Urakin continuava em alerta enquanto saíam do restaurante. Os
guardas não o assustavam, mas havia algo de estranho na maneira
como andavam - ele não sabia dizer o que era. E havia um cheiro
desagradável.
Na parte anterior do terreno baldio estava estacionada uma viatura
policial, de portas abertas, bloqueando a saída do utilitário. Ao
volante os aguardava um oficial graduado, exibindo insígnia de
capitão, com a mesma farda de seus companheiros. Enfiada no
coldre, sua pistola não era própria da instituição - era uma SIGSauer
calibre 45 ACP, cromada, com a coronha e o gatilho pretos,
um equipamento caro e bastante incomum. Levih calculou que
tinha 35 anos, talvez um pouco menos. Mas, apesar de ser um
agente da lei, demonstrava expressão de bandido. O corpo era
típico dos militares, com os antebraços especialmente largos. Os
olhos eram negros e sombrios, delineados por sobrancelhas pretas.

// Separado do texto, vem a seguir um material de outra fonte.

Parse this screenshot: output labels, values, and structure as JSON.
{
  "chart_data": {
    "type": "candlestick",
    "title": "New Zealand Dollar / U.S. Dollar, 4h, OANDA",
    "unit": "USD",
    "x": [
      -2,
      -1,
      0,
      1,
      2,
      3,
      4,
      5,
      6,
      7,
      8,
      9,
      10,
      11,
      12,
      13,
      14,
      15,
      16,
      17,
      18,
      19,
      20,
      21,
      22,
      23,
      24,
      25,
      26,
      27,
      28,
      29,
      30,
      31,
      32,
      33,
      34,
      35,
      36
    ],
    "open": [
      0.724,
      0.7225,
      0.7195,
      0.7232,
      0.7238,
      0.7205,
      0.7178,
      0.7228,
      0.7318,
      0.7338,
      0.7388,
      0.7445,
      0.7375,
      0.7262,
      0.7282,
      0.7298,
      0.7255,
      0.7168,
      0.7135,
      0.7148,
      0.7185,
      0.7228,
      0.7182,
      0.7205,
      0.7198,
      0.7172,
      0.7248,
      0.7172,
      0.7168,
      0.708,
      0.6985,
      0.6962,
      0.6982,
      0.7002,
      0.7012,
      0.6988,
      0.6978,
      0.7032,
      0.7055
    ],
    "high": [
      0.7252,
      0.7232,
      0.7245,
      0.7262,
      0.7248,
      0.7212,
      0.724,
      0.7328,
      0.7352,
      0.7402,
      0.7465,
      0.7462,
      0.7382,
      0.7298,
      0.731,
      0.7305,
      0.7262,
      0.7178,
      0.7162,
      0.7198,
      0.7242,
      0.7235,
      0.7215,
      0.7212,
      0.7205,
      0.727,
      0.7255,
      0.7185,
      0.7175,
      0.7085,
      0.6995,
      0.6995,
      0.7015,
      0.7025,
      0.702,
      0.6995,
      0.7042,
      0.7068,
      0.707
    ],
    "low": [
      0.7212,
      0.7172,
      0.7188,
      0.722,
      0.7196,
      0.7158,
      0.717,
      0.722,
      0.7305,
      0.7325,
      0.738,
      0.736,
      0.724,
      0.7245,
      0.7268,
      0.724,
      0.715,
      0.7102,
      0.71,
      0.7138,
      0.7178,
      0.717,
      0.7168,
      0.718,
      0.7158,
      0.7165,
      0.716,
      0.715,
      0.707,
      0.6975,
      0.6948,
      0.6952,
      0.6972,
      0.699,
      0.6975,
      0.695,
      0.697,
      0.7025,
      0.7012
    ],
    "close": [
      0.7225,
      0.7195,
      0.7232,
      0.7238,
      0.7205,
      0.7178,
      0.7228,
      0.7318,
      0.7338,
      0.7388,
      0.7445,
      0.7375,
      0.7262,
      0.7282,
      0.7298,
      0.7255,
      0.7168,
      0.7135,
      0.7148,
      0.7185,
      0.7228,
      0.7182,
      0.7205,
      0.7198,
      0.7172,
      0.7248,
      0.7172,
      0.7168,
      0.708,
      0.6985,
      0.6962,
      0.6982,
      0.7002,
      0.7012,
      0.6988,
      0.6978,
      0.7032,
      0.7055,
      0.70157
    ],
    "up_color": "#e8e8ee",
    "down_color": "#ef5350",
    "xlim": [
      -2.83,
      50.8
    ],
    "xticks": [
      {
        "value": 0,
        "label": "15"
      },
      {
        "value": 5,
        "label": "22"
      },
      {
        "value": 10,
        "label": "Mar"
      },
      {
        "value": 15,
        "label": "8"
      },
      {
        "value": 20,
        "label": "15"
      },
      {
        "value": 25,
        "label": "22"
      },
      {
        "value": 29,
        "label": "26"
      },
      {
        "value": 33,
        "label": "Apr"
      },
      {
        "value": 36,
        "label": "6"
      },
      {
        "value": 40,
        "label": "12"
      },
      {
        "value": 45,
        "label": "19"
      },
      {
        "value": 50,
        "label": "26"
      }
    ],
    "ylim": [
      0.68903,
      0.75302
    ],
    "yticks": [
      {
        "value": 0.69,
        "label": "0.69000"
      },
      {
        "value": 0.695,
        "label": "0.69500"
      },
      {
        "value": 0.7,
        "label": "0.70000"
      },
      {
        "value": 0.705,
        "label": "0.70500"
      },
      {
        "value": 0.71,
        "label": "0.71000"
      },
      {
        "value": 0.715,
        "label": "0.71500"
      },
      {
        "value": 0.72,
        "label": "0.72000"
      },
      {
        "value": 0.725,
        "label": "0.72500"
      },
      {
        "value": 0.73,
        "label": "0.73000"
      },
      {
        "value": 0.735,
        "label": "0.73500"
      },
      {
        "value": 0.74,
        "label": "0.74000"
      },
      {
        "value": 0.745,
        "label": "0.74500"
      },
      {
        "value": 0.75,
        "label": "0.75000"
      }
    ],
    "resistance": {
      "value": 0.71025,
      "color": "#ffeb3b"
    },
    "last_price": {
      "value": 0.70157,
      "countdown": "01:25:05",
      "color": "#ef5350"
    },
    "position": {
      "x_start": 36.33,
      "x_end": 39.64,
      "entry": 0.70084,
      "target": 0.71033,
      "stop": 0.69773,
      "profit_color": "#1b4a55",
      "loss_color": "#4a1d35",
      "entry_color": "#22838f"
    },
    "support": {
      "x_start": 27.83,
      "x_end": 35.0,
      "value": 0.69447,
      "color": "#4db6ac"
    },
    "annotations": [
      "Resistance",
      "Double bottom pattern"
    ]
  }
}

Os cabelos, igualmente escuros, estavam parcialmente escondidos
sob a boina. Levantou-se imediatamente ao vê-los chegar. Encarou
os celestes, examinando-os por vários segundos. Arrostou Urakin
num gesto de desafio, para a seguir anunciar, como um juiz que lê
a sentença:
 Este carro foi dado como roubado. Estamos atrás do ladrão.
Onde estão os documentos?
Pelo tom, Levih entendeu que a acusação era séria. Os ofanins não
aprovam a violência, mas ele sabia exatamente o que fazer.
 Capitão, eu e o meu amigo estamos muito cansados - argumentou.
- E temos pressa. Estou certo de que entende isso. Agora, por
que não esquece este mal-entendido e tira a viatura de nosso
caminho? Seria de imensa ajuda, e ficaríamos eternamente
agradecidos.
Normalmente, Levih não teria problemas em persuadir qualquer
homem mortal, mas o agente estava irredutível. Franziu a testa e
pousou a mão sobre a coronha.
 Também temos pressa, companheiro.
Com um instante de diferença, Urakin previu o ataque. Escutou
quando os dois policiais mais atrás sacaram suas armas e decidiu
reagir, como faria qualquer bom soldado. Estendeu a mão e tocou a
maçaneta do utilitário, muito próximo a ele. Puxou a porta com
violência e as dobradiças se partiram, rasgando o metal num
trovejo. No mesmo impulso, transformou a peça em porrete,
golpeando um dos oficiais bem na testa. Antes que o primeiro deles
pudesse disparar, a espinha se quebrou com o choque - o corpo
desabou inerte, esparramado ao lado de um arbusto, quando o
outro guarda puxou o gatilho.
Levih estava paralisado, impressionado demais para reagir. O código
de sua casta o impedia de ferir qualquer criatura, especialmente
seres humanos, mesmo em defesa própria.
Urakin ouviu um estalo e sentiu duas balas lhe atravessarem a carne
- uma entrou pelo ombro e a segunda trespassou o estômago,
feliz- mente longe do coração. Vigoroso, lançou-se à batalha e,
como um urso, agarrou o atirador pelas têmporas, suspendendo-o
com ambas as mãos.
O capitão não estava alheio ao combate, mas preferiu recuar, para
só então puxar a pistola. Por sorte, a espoleta falhou, e, ao ver o
estrago que o querubim provocara, ele saiu correndo, tomando
distância dos anjos.
 Vá pegá-lo! - gritou o Punho de Deus, mas Levih se recusou.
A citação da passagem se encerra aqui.